Another change is that students will be required to complete their seminar in their first semester at UMW. This will result in the creation of 65 freshman seminar course sections to accommodate the requirement. The faculty that will teach these courses have already been designated.

One of the main goals of overhauling the program is to allow new UMW students to find commonalities amongst each other. One way the school hopes to do this is by requiring all freshmen to read the same book, which will likely be handed out during orientation.

The idea was taken from the current Honors Program, which has had great success with requiring a commonly read book. Introduced by Kelli Slunt, the director of the Honors Program at UMW, the common read has allowed students to become engaged in the program before they begin their classes.
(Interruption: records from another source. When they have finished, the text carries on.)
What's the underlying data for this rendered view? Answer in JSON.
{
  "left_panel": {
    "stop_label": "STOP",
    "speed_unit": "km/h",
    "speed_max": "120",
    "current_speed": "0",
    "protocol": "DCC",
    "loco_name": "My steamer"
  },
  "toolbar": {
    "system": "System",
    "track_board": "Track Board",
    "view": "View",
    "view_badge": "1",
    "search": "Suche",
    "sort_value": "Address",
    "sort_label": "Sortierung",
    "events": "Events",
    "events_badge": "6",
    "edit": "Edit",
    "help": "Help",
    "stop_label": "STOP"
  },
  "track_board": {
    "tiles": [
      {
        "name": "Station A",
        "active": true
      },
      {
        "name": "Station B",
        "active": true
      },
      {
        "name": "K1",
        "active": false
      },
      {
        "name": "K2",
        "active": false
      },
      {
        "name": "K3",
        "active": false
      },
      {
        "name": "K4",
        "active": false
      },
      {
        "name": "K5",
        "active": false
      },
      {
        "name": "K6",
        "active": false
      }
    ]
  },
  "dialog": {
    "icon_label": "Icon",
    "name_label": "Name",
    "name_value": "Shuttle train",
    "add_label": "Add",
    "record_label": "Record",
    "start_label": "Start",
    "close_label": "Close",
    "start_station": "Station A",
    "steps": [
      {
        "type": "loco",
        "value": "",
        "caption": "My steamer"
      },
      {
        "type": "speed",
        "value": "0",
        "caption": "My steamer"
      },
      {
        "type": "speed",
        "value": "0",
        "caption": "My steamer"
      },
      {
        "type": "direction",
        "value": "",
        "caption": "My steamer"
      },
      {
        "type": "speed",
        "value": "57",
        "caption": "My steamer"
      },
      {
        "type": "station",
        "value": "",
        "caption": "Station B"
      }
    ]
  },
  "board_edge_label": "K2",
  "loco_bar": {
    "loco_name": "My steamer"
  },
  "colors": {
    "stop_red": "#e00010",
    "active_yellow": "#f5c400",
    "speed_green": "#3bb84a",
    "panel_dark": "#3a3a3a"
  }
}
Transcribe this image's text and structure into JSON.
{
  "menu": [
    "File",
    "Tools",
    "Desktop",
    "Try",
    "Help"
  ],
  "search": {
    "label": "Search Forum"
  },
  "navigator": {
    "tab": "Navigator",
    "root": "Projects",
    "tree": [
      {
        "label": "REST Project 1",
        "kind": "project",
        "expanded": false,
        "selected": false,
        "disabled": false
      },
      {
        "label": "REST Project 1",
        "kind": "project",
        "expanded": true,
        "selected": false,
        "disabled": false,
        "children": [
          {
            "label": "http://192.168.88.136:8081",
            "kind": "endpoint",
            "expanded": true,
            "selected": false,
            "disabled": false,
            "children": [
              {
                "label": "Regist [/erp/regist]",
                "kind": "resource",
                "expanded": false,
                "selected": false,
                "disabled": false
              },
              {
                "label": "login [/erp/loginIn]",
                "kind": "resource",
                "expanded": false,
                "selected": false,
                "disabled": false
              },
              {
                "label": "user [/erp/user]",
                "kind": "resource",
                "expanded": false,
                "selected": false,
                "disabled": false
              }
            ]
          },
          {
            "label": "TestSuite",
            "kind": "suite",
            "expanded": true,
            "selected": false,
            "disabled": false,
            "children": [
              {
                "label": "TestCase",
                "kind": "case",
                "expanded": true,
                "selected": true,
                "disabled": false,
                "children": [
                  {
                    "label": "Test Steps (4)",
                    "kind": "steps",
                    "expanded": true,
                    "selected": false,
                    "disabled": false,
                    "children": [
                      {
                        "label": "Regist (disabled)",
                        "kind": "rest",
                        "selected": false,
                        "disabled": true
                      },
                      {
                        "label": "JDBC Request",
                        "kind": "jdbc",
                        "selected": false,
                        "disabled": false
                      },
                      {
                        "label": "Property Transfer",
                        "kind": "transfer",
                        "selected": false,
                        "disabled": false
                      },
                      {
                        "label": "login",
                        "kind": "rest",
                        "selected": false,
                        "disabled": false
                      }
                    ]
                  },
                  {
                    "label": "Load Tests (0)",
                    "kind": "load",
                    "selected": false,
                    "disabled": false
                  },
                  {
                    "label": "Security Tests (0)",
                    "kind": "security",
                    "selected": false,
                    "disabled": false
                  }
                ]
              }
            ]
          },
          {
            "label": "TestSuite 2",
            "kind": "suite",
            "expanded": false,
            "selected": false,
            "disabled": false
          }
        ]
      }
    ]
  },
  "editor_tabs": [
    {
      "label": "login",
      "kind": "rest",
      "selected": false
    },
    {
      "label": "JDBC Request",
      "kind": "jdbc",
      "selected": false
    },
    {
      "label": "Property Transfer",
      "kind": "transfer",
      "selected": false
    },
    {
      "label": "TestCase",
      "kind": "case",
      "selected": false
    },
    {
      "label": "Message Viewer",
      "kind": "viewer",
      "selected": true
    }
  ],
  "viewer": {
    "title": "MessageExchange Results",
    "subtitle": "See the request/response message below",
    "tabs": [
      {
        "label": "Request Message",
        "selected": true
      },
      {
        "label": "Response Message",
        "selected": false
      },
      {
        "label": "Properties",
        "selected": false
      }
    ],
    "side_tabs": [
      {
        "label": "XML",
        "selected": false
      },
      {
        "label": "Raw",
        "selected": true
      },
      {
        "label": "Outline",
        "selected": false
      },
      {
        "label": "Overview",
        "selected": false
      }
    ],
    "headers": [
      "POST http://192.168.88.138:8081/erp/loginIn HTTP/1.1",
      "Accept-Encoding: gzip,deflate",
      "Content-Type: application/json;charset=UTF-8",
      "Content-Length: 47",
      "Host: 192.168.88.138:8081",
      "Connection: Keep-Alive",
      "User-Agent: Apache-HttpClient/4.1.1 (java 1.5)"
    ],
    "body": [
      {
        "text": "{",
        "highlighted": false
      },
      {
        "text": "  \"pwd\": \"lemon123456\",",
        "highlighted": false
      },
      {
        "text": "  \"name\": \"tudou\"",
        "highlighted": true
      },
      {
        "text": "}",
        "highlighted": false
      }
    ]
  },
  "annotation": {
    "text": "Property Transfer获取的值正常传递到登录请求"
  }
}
Mellinger similarly noted that this program will hopefully allow for students to interact and become invested early in their experience, before they even come to campus.

As a final renovation to the first year program, freshman will live with classmates from their first year seminar.

“There is clear and compelling evidence that when students live and learn together, they perform better,” said Mellinger.

The goal is that students who indicate similar interests and preferences in freshman seminar courses will flourish in a Living Learning Community. This is reflected in the recent changes to on-campus housing, such as the transformation of Virginia Hall from all-female housing to co-ed housing, and the transition of Mason Hall from upperclassman housing to freshman residence halls.

One of the advantages of this program, as mentioned by Mellinger, is that it takes the best aspects from a variety of different models at other peer institutions, such as Christopher Newport University, Gettysburg College, Dickinson College and James Madison University.

“It is what makes the UMW experience strong,” said Mellinger.

Incoming students will select their freshman seminar and living preferences during orientation this summer. While all students will be required to take the seminar, those who wish to will be able to opt out of the living arrangements.